What type of Christian are you? There are many options, aren’t there? How do people today fill in this blank? I am a ­__________  [Reformed, progressive, mainline, Evangelical, gay, conservative, pro-life, pro-choice…pick your adjective or add your own!] Christian. What’s the difference between the kind of Christian diversity that magnifies Christ and the kind that compromises the gospel? Might this not be a good time to stop and review from God’s Word what it really means to be a Christian? We do this not for the sake of elevating ourselves above those who think differently, but for the sake of pleasing the God we love and serve.

The elders of our church believe that clarifying what it means to be a Christian is a high priority for us, so we’ve put together a sermon series called, “Follow Me: Jesus’ Call to Authentic Discipleship.” What kind of a Christian are you? I am a Christian who follows Jesus. What does that look like?

What’s the difference between the kind of Christian diversity that magnifies Christ and the kind that compromises the gospel?

Following Jesus involves at least knowing, loving, and obeying Jesus, and also encouraging others to follow Jesus. God wants us to be clear that there is no discipleship without following Jesus, no discipleship without community, and no discipleship without participating in his mission to the world. God wants each of us to think of ourselves as disciples, and to be confident that we have much to contribute to God’s work in our church and in our world.

This series is designed to inform us about what it means to be a disciple, and to call us to unreserved, single-minded commitment to live as disciples.
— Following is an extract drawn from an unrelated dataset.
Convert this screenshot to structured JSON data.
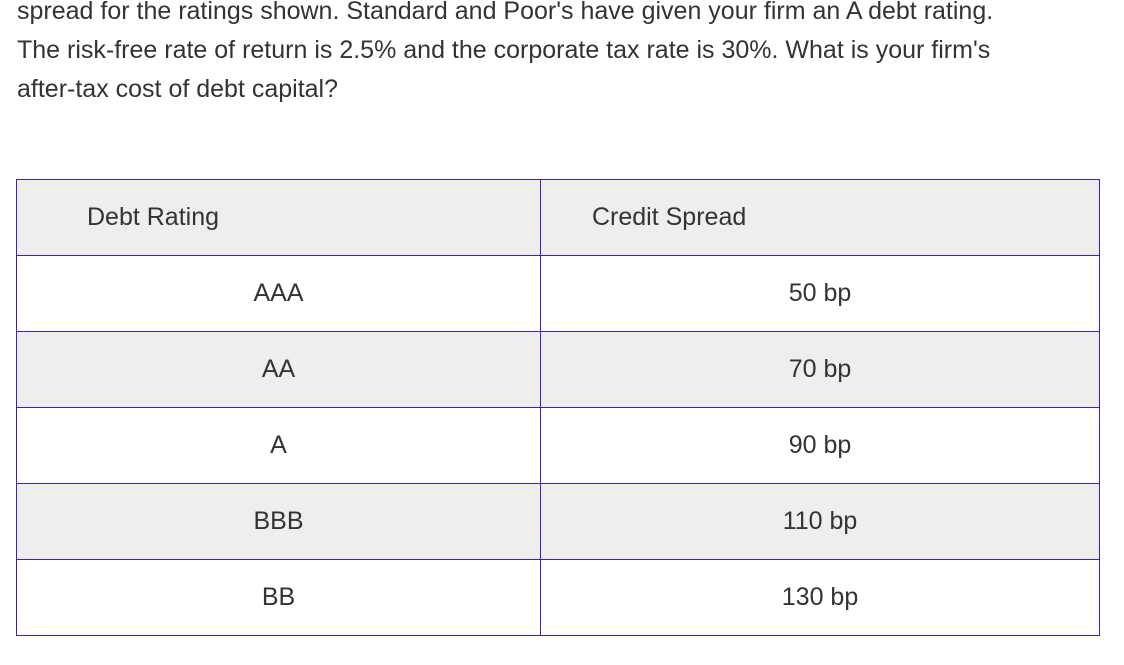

This series is designed to align us in our church’s vision and mission by providing us with a shared understanding and practice of discipleship, so that we can be a church united around being passionate disciples of Jesus, for the glory of God.

Beginning Sunday, September 8, we want to take the next 5 sermons to hear and understand Jesus’ call to authentic discipleship. Here’s the plan:

September 8              Disciples Know Jesus

September 15            Disciples Love Jesus

September 22            Disciples Obey Jesus

September 29            Disciples Grow Together

October 6                   Disciples Make Disciples

Would you be praying for RGC during this series that God will work amongst to help each one of us to grow as passionate followers of Jesus?